We disagree with plaintiff's argument in this case. The two prior decisions of this Court relied on by plaintiff in making his argument in this case are clearly distinguishable on the facts. In both DeGrazia v Johnson[2] and Shane v Mouw,[3] the panels pointed to the fact that there was no evidence of any occurrence between the parties prior to their phone conversations which would indicate that defendant intended to discontinue treating or otherwise serving plaintiff. Both the DeGrazia and *596 Shane panels went on to conclude that in such an unusual factual situation, a telephone conversation, which takes place after the last examination of the plaintiff by the defendant, constitutes treating or serving the plaintiff.

However, the within case does not present the unusual factual situation addressed in DeGrazia and Shane.

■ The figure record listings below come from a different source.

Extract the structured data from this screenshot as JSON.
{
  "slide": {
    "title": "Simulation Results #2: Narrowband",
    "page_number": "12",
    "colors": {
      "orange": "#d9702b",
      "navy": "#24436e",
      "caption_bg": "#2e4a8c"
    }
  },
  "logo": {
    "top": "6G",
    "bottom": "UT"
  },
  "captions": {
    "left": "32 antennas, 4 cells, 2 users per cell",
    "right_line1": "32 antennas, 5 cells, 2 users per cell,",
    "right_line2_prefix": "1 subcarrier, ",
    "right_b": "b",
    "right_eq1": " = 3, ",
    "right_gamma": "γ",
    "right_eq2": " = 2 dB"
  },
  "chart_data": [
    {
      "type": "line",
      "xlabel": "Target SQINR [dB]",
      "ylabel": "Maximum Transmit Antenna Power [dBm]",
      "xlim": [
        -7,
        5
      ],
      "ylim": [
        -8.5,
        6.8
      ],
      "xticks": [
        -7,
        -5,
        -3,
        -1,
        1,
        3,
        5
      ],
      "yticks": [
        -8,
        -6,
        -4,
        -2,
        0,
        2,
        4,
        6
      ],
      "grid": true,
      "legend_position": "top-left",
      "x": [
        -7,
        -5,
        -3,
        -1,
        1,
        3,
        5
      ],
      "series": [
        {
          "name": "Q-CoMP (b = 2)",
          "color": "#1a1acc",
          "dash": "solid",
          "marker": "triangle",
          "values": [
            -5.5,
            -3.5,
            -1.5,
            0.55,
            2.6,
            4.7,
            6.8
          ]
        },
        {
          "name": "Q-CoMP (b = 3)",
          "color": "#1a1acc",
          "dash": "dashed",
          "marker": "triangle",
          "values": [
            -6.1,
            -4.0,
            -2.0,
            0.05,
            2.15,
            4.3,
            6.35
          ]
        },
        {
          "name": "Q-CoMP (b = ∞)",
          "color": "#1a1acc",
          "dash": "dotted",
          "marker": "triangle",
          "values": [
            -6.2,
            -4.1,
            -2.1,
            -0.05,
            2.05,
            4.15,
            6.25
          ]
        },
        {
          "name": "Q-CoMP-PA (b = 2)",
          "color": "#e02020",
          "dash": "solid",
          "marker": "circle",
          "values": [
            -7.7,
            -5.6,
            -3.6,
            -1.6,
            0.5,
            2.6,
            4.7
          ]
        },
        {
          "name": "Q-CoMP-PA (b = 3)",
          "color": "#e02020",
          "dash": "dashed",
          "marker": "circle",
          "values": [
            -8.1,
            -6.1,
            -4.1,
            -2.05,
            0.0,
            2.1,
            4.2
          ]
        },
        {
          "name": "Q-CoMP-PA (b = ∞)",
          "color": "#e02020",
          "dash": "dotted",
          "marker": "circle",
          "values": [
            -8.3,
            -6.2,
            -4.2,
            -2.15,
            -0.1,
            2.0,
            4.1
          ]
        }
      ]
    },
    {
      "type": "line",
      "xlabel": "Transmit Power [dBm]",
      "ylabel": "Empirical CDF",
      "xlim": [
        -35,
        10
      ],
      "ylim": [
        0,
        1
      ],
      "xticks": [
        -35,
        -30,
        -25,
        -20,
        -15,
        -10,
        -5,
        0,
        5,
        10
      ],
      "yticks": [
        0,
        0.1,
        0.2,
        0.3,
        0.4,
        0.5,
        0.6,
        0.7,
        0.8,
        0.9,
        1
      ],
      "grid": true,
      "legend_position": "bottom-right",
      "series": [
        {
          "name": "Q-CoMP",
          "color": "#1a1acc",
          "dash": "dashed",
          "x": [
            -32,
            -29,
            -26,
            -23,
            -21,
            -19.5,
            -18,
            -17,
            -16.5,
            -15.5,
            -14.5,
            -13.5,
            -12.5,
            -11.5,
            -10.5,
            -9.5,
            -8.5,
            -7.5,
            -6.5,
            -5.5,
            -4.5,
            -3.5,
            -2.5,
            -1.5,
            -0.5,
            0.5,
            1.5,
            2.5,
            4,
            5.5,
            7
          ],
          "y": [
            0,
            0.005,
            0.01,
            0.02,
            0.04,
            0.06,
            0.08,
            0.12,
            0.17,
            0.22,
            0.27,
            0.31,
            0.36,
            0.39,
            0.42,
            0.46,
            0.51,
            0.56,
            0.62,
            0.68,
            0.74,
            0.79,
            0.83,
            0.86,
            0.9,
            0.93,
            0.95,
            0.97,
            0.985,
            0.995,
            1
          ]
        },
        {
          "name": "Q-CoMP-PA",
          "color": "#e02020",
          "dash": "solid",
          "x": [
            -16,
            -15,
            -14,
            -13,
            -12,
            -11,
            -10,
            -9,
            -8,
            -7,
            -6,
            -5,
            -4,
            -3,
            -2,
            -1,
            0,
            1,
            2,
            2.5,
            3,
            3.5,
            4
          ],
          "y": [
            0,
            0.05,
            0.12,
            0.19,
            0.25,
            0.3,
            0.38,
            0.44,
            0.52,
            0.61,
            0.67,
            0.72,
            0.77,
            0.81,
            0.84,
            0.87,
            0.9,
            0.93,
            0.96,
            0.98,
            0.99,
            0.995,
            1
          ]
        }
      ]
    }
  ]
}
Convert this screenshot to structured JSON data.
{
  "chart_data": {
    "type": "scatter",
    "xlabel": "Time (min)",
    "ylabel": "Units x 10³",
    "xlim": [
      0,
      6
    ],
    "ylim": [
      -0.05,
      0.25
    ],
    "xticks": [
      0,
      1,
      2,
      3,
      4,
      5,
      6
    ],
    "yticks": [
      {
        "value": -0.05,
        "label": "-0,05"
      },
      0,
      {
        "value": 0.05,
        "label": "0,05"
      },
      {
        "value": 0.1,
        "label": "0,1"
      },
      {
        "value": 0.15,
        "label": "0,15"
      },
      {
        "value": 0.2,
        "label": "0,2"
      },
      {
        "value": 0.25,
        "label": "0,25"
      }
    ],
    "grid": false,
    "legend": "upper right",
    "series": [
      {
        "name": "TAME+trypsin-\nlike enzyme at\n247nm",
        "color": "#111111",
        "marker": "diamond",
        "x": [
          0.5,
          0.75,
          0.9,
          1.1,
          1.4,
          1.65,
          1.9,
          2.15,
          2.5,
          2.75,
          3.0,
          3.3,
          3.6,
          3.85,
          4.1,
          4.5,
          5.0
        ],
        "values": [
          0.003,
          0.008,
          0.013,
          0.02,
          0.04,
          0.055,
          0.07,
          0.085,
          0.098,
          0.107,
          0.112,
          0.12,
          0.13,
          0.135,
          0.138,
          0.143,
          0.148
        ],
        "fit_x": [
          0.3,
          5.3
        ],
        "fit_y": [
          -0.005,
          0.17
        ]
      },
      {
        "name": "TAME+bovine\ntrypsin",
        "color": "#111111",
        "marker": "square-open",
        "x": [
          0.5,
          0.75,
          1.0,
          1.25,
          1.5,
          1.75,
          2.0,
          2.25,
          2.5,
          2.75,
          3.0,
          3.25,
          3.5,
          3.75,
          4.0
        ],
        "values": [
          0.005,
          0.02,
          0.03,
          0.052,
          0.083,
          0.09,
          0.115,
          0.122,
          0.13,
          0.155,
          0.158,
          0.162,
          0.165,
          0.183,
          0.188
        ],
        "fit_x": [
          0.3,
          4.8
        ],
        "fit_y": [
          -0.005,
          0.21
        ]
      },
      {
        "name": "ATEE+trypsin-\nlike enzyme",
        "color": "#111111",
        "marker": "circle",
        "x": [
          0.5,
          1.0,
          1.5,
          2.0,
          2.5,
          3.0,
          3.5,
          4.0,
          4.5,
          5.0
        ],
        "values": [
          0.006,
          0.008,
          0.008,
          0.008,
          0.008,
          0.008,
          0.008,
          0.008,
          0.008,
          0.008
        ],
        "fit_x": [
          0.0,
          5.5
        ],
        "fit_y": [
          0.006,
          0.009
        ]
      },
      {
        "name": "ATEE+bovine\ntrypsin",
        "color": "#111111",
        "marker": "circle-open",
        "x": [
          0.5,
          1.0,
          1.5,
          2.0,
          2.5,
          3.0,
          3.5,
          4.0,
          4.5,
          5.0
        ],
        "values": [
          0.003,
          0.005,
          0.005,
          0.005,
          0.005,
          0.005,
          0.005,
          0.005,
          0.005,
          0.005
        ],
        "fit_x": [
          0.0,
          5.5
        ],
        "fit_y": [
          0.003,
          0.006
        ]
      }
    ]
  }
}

In this case, there was an occurrence between the parties which clearly indicated that both parties intended that defendant discontinue treating or serving plaintiff prior to their conversation on April 14, 1982. On February 26, 1982, plaintiff was transferred to another hospital for treatment to be solely performed by another doctor. Plaintiff testified that after he was transferred and throughout the remainder of his follow-up care, he considered Dr. Guise to be the doctor who was treating his fracture. Defendant testified that he certainly did not consider the parties' brief conversation on April 14, 1982, as a patient visit.

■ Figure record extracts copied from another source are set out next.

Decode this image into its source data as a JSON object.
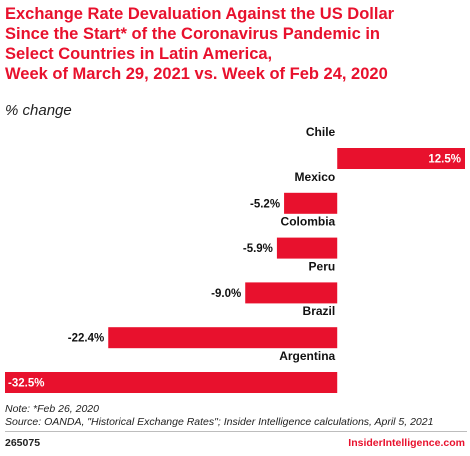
{
  "title": "Exchange Rate Devaluation Against the US Dollar\nSince the Start* of the Coronavirus Pandemic in\nSelect Countries in Latin America,\nWeek of March 29, 2021 vs. Week of Feb 24, 2020",
  "subtitle": "% change",
  "footnote": {
    "note": "Note: *Feb 26, 2020",
    "source": "Source: OANDA, \"Historical Exchange Rates\"; Insider Intelligence calculations, April 5, 2021"
  },
  "footer": {
    "code": "265075",
    "brand": "InsiderIntelligence.com"
  },
  "colors": {
    "bar": "#e8112d",
    "title": "#e8112d"
  },
  "chart_data": {
    "type": "bar",
    "orientation": "horizontal",
    "categories": [
      "Chile",
      "Mexico",
      "Colombia",
      "Peru",
      "Brazil",
      "Argentina"
    ],
    "values": [
      12.5,
      -5.2,
      -5.9,
      -9.0,
      -22.4,
      -32.5
    ],
    "data_labels": [
      "12.5%",
      "-5.2%",
      "-5.9%",
      "-9.0%",
      "-22.4%",
      "-32.5%"
    ],
    "xlim": [
      -32.5,
      12.5
    ],
    "grid": false,
    "legend": "none"
  }
}
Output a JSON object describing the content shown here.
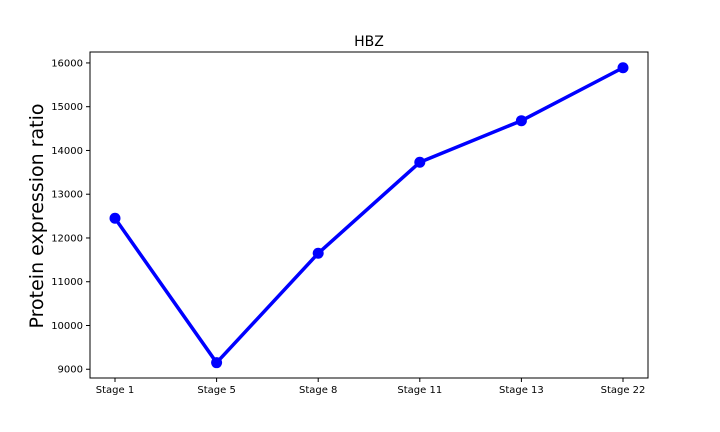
{
  "chart_data": {
    "type": "line",
    "title": "HBZ",
    "xlabel": "",
    "ylabel": "Protein expression ratio",
    "categories": [
      "Stage 1",
      "Stage 5",
      "Stage 8",
      "Stage 11",
      "Stage 13",
      "Stage 22"
    ],
    "series": [
      {
        "values": [
          12450,
          9150,
          11650,
          13730,
          14680,
          15890
        ]
      }
    ],
    "yticks": [
      9000,
      10000,
      11000,
      12000,
      13000,
      14000,
      15000,
      16000
    ],
    "ylim": [
      8800,
      16250
    ],
    "grid": false,
    "legend": "none",
    "colors": {
      "series": "#0000ff",
      "axes": "#000000"
    }
  }
}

Due to the occurrence of the transfer of plaintiff to a different hospital for treatment by a different doctor, we conclude that defendant discontinued treating or serving plaintiff on February 26, 1982. At that point, the parties' on-going patient-physician relationship ceased, and the limitations period began to run.[4] The parties' subsequent brief conversation on April 14, 1982, did not constitute a continuation or revival of defendant doctor's treating or serving plaintiff for purposes of MCL 600.5838(1); MSA 27A.5838(1). The mere fact that defendant offered to arrange physical therapy for plaintiff did not convert the conversation into a continuation of treatment or service. Plaintiff, on April 14, 1982, by his own admission, was attempting to avoid any encounter with defendant and completely spurned his offers of assistance.

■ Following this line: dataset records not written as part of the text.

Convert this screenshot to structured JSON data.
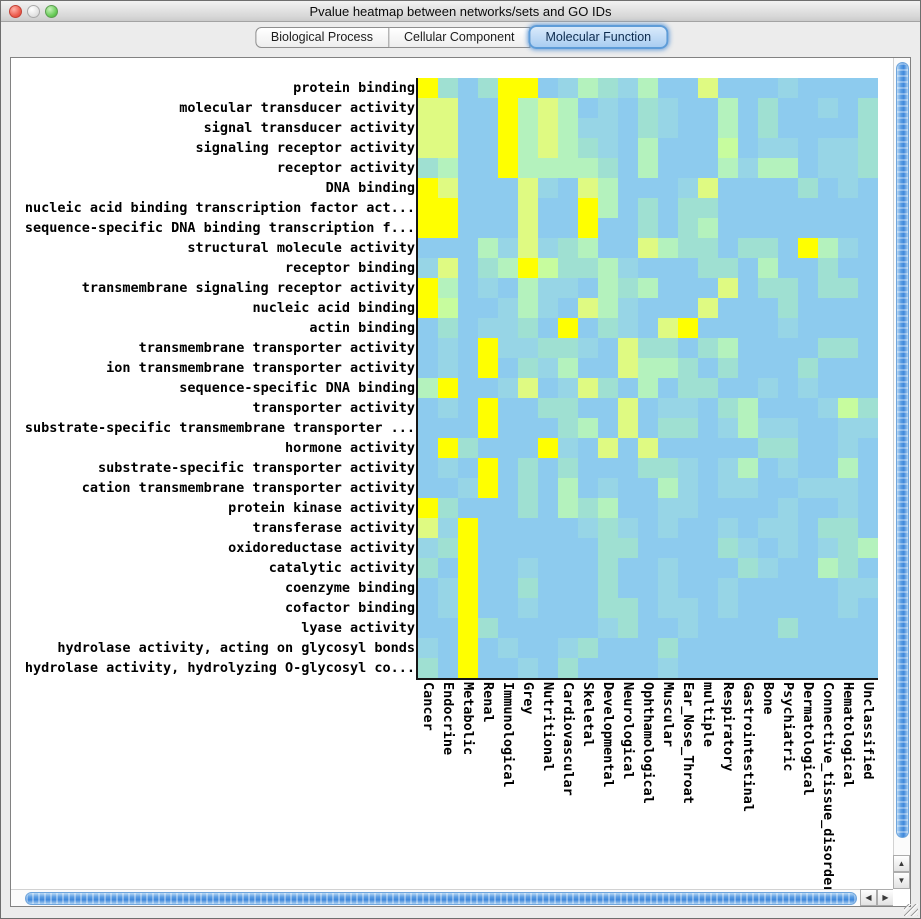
{
  "window": {
    "title": "Pvalue heatmap between networks/sets and GO IDs",
    "traffic_lights": [
      "close",
      "minimize",
      "zoom"
    ]
  },
  "tabs": [
    {
      "label": "Biological Process",
      "selected": false
    },
    {
      "label": "Cellular Component",
      "selected": false
    },
    {
      "label": "Molecular Function",
      "selected": true
    }
  ],
  "icons": {
    "up": "▲",
    "down": "▼",
    "left": "◀",
    "right": "▶"
  },
  "chart_data": {
    "type": "heatmap",
    "xlabel": "",
    "ylabel": "",
    "rows": [
      "protein binding",
      "molecular transducer activity",
      "signal transducer activity",
      "signaling receptor activity",
      "receptor activity",
      "DNA binding",
      "nucleic acid binding transcription factor act...",
      "sequence-specific DNA binding transcription f...",
      "structural molecule activity",
      "receptor binding",
      "transmembrane signaling receptor activity",
      "nucleic acid binding",
      "actin binding",
      "transmembrane transporter activity",
      "ion transmembrane transporter activity",
      "sequence-specific DNA binding",
      "transporter activity",
      "substrate-specific transmembrane transporter ...",
      "hormone activity",
      "substrate-specific transporter activity",
      "cation transmembrane transporter activity",
      "protein kinase activity",
      "transferase activity",
      "oxidoreductase activity",
      "catalytic activity",
      "coenzyme binding",
      "cofactor binding",
      "lyase activity",
      "hydrolase activity, acting on glycosyl bonds",
      "hydrolase activity, hydrolyzing O-glycosyl co..."
    ],
    "columns": [
      "Cancer",
      "Endocrine",
      "Metabolic",
      "Renal",
      "Immunological",
      "Grey",
      "Nutritional",
      "Cardiovascular",
      "Skeletal",
      "Developmental",
      "Neurological",
      "Ophthamological",
      "Muscular",
      "Ear_Nose_Throat",
      "multiple",
      "Respiratory",
      "Gastrointestinal",
      "Bone",
      "Psychiatric",
      "Dermatological",
      "Connective_tissue_disorder",
      "Hematological",
      "Unclassified"
    ],
    "palette": {
      "Y": "#FFFF00",
      "y": "#DFFA82",
      "G": "#C7FC9E",
      "g": "#B4F2BD",
      "t": "#9FE0D2",
      "c": "#97D5E6",
      "b": "#8DCBEE"
    },
    "cells": [
      "Y,t,b,t,Y,Y,b,c,g,t,c,g,b,b,y,b,b,b,c,b,b,b,b",
      "y,y,b,b,Y,g,y,g,b,c,b,t,c,b,b,g,b,t,b,b,c,b,t",
      "y,y,b,b,Y,g,y,g,c,c,b,t,c,b,b,g,b,t,b,b,b,b,t",
      "y,y,b,b,Y,g,y,g,t,c,b,g,b,b,b,G,b,c,c,b,c,c,t",
      "t,g,b,b,Y,g,g,g,g,t,b,g,b,b,b,g,c,g,g,b,c,c,t",
      "Y,y,b,b,b,y,c,b,y,g,b,b,b,c,y,b,b,b,b,t,b,c,b",
      "Y,Y,b,b,b,y,b,b,Y,g,b,t,b,t,t,b,b,b,b,b,b,b,b",
      "Y,Y,b,b,b,y,b,b,Y,b,b,t,b,t,g,b,b,b,b,b,b,b,b",
      "b,b,b,g,c,y,c,t,g,b,b,y,g,t,t,b,t,t,b,Y,g,c,b",
      "c,y,b,t,g,Y,G,t,t,g,c,b,b,b,t,t,b,g,b,b,t,b,b",
      "Y,g,b,c,b,g,c,c,b,g,t,g,b,b,b,y,b,t,t,b,t,t,b",
      "Y,G,b,b,c,g,c,b,y,g,c,b,b,b,y,b,b,b,t,b,b,b,b",
      "b,t,b,c,c,t,b,Y,b,t,c,b,y,Y,b,b,b,b,c,b,b,b,b",
      "b,c,b,Y,c,c,t,t,c,b,y,t,t,b,t,g,b,b,b,b,t,t,b",
      "b,c,b,Y,b,t,c,g,b,b,y,g,g,t,b,t,b,b,b,t,b,b,b",
      "g,Y,b,b,c,y,b,c,y,t,b,g,b,t,t,b,b,c,b,c,b,b,b",
      "b,c,b,Y,b,b,t,t,b,b,y,b,c,c,b,t,g,b,b,b,c,G,t",
      "b,b,b,Y,b,b,b,t,g,b,y,b,t,t,b,c,g,c,c,b,b,c,c",
      "b,Y,t,b,b,b,Y,c,b,y,b,y,b,b,b,b,b,t,t,b,b,c,b",
      "b,c,b,Y,b,t,b,t,b,b,b,t,t,c,b,c,g,b,c,b,b,g,b",
      "b,b,c,Y,b,t,b,g,b,c,b,b,g,c,b,c,c,b,b,c,c,c,b",
      "Y,t,b,b,b,t,b,g,t,g,b,b,c,c,b,b,b,b,c,b,b,c,b",
      "y,c,Y,b,b,b,b,b,c,t,c,b,c,b,b,c,b,c,c,b,t,t,b",
      "c,t,Y,b,b,b,b,b,b,t,t,b,b,b,b,t,c,b,c,b,c,t,g",
      "t,b,Y,b,b,c,b,b,b,t,b,b,c,b,b,b,t,c,b,b,g,t,b",
      "b,c,Y,b,b,t,b,b,b,t,b,b,c,b,b,c,b,b,b,b,b,c,c",
      "b,c,Y,b,b,c,b,b,b,t,t,b,c,c,b,c,b,b,b,b,b,c,b",
      "b,b,Y,t,b,b,b,b,b,c,t,b,b,c,b,b,b,b,t,b,b,b,b",
      "c,b,Y,b,c,b,b,c,t,b,b,b,t,b,b,b,b,b,b,b,b,b,b",
      "t,b,Y,b,b,c,b,t,b,b,b,b,c,b,b,b,b,b,b,b,b,b,b"
    ]
  }
}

*597 In the factual situation presented in this case, the trial judge did not err in finding that defendant discontinued treating or serving plaintiff on February 26, 1982, and in concluding that plaintiff's cause of action accrued on February 26, 1982, for purposes of applying the appropriate statute of limitations. Therefore, the trial judge did not err in granting defendant's motion for accelerated judgment based on the fact that plaintiff was barred from bringing this action on March 23, 1984, since the applicable two-year period of limitation had run.

Affirmed.

NOTES

[*] Circuit judge, sitting on the Court of Appeals by assignment.

[1] MCL 600.5805(4); MSA 27A.5805(4).

[2] 105 Mich App 356; 306 NW2d 512 (1981).

[3] 116 Mich App 737; 323 NW2d 537 (1982).

[4] Heisler v Rogers, 113 Mich App 630, 633; 318 NW2d 503 (1982).